Modern asset protection strategies now give you the option of using some or all of the following:
- Domestic trusts
- Offshore trusts
- Limited Partnerships
- Equity Stripping
- Retirement Plans
Make certain your attorney explains to you the plusses and minuses of each one before coming to a decision. It is smart to consult a trustworthy professional in the field. The world of domestic and offshore asset protection can be confusing and overwhelming to the uninitiated. An objective and experienced guide can help you reach a decision that works best for you.
Qualified Retirement Plans
One very effective asset protected tool are qualified retirement plans.
There are still a few income tax shelters that are sanctioned by the government. Some of these include tax-deferred retirement plans such as an IRA, 401 (K) and company pension plans. These instruments are protected from personal injury and malpractice claims under federal or California law.
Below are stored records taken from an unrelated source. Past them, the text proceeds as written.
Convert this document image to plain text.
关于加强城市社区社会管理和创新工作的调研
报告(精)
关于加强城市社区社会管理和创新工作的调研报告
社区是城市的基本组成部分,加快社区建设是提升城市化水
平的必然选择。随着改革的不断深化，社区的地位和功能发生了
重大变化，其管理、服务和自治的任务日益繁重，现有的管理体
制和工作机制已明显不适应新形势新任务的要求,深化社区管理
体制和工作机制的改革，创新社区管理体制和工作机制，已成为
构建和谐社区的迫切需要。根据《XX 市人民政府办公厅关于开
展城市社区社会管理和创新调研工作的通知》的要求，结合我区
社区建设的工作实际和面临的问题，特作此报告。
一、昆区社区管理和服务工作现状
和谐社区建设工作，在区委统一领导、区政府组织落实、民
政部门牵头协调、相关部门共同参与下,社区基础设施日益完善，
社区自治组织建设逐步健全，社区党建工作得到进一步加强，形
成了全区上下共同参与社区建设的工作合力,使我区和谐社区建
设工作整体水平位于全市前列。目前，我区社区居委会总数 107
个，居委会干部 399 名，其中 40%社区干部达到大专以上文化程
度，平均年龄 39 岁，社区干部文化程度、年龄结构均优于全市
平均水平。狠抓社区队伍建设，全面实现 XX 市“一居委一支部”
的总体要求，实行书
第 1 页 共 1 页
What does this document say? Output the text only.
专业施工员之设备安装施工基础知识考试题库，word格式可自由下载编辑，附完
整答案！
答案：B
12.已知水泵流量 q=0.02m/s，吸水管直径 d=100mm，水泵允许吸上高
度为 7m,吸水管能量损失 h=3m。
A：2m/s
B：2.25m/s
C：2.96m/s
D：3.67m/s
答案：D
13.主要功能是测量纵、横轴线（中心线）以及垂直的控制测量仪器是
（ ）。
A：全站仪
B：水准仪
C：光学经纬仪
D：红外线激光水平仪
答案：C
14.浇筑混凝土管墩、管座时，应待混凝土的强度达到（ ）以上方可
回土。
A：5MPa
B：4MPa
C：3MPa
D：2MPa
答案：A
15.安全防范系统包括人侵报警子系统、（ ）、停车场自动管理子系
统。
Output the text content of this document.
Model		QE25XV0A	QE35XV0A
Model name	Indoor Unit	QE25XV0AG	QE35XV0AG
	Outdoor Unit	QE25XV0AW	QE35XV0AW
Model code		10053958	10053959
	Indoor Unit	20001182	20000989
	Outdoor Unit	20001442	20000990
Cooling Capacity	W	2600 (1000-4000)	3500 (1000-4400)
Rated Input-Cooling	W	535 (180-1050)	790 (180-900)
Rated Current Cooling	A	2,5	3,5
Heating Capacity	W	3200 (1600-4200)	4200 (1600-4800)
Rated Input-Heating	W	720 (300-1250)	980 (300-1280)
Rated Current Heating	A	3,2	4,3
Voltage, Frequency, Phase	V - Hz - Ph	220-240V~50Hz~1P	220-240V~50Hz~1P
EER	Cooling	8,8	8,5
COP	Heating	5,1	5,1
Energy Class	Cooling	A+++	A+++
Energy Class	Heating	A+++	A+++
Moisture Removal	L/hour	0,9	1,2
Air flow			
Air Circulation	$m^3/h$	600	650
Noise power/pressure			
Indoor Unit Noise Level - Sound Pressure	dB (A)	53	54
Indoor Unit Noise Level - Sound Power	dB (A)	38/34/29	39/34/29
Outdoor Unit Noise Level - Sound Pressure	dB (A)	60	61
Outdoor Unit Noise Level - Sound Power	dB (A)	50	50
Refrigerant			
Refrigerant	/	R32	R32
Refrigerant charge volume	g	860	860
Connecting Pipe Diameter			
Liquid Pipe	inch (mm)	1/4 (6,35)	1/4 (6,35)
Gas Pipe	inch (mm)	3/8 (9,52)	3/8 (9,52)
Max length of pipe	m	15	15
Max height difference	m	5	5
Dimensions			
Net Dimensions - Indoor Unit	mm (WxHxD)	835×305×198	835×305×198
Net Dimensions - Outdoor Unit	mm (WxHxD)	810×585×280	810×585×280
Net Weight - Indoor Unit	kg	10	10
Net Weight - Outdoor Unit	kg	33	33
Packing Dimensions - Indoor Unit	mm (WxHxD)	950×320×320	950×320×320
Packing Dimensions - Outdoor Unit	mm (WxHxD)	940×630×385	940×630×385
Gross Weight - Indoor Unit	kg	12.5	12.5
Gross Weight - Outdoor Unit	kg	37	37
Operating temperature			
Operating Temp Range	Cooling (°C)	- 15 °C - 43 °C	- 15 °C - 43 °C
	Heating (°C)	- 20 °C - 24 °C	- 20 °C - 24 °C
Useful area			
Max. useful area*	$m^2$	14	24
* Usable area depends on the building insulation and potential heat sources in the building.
It makes sense to regularly put as much as you legally can into these funds. In most states, your money is 100 percent protected. Of course, this is under the condition that you don’t make withdrawals until at least the age of 59½. Early withdrawals are taxable and, worse, your opponents can tap them to satisfy a judgement against you. Maximizing your contributions to these funds reduces your taxes and can simplify estate planning in the long run.